Seraphine Eppstein Pisko (January 1, 1861 – July 27, 1942) was an American clubwoman and hospital administrator based in Denver, Colorado.

==Early life==
Seraphine Eppstein was born in St. Joseph, Missouri. Her parents were Max Eppstein and Bertha Eppstein. She moved to Denver with her parents and five younger siblings in 1875.

==Career==
From 1893 to 1901, Pisko served as president of the Hebrew Ladies Benevolent Society (also known as the Jewish Charities Association, and the Jewish Relief Society) in Denver, as her mother had been before her. She represented Denver at the national Conference of Jewish Charities meeting, and at the National Conference of Charities and Correction in Ohio in 1899. She helped to organize the Denver Jewish Settlement Home, and worked for free kindergarten for immigrant children. She wrote to national Jewish publications about women's suffrage from the perspective of Colorado women, explaining, "In Colorado we have had the enfranchisement of women for twenty-three years and I know of no homes that have been broken up on account of this." She represented the National Council of Women at the International Congress of Women in the Hague in 1922, and continued active on international women's issues.

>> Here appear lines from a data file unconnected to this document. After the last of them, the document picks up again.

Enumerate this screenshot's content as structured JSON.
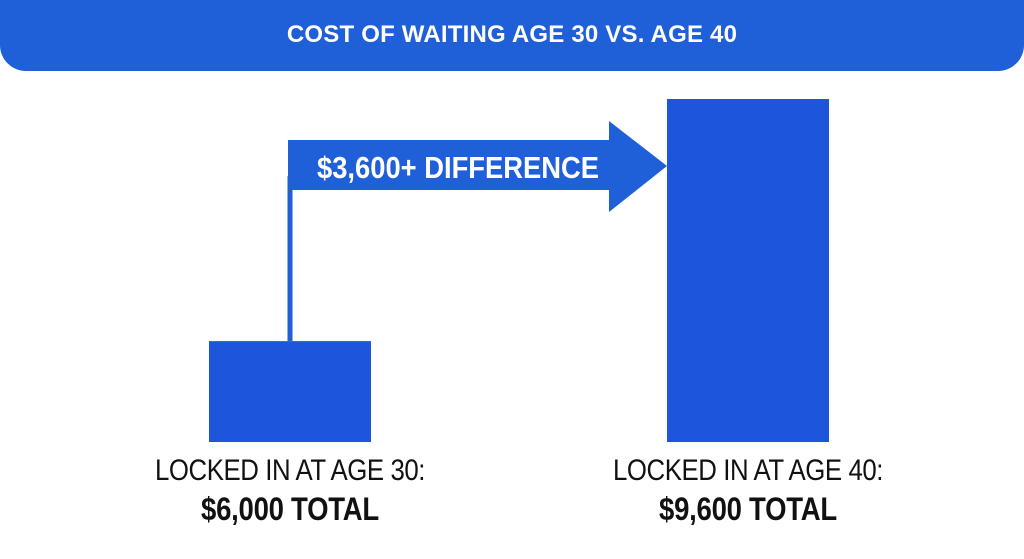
{
  "header": {
    "title": "COST OF WAITING AGE 30 VS. AGE 40"
  },
  "colors": {
    "primary": "#1f5fd8",
    "bar": "#1e56db",
    "text": "#111111"
  },
  "chart_data": {
    "type": "bar",
    "categories": [
      "LOCKED IN AT AGE 30:",
      "LOCKED IN AT AGE 40:"
    ],
    "values": [
      6000,
      9600
    ],
    "value_labels": [
      "$6,000 TOTAL",
      "$9,600 TOTAL"
    ],
    "annotation": {
      "text": "$3,600+ DIFFERENCE",
      "value": 3600,
      "from": "LOCKED IN AT AGE 30:",
      "to": "LOCKED IN AT AGE 40:"
    },
    "title": "COST OF WAITING AGE 30 VS. AGE 40",
    "xlabel": "",
    "ylabel": "",
    "ylim": [
      4500,
      9600
    ],
    "grid": false
  }
}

She was president of the Denver chapter of the National Council of Jewish Women (NCJW). In 1911 she became executive secretary of the National Jewish Hospital for Consumptives in Denver; she had been, since its founding, a successful traveling fundraiser for the hospital. During her tenure the hospital established a research department. She retired from that work in 1938. A wing of the hospital was named for her in 1925.

==Personal life==
Seraphine Eppstein married Edward Pisko in 1878, when she was seventeen years old. Her husband was born in Austria, and was a leader in the Jewish community in Denver. He also served in the Colorado state legislature. Seraphine Eppstein Pisko was widowed in 1891, when she was thirty. She died in 1942, aged 81 years.

Some of her papers are archived at the University of Denver.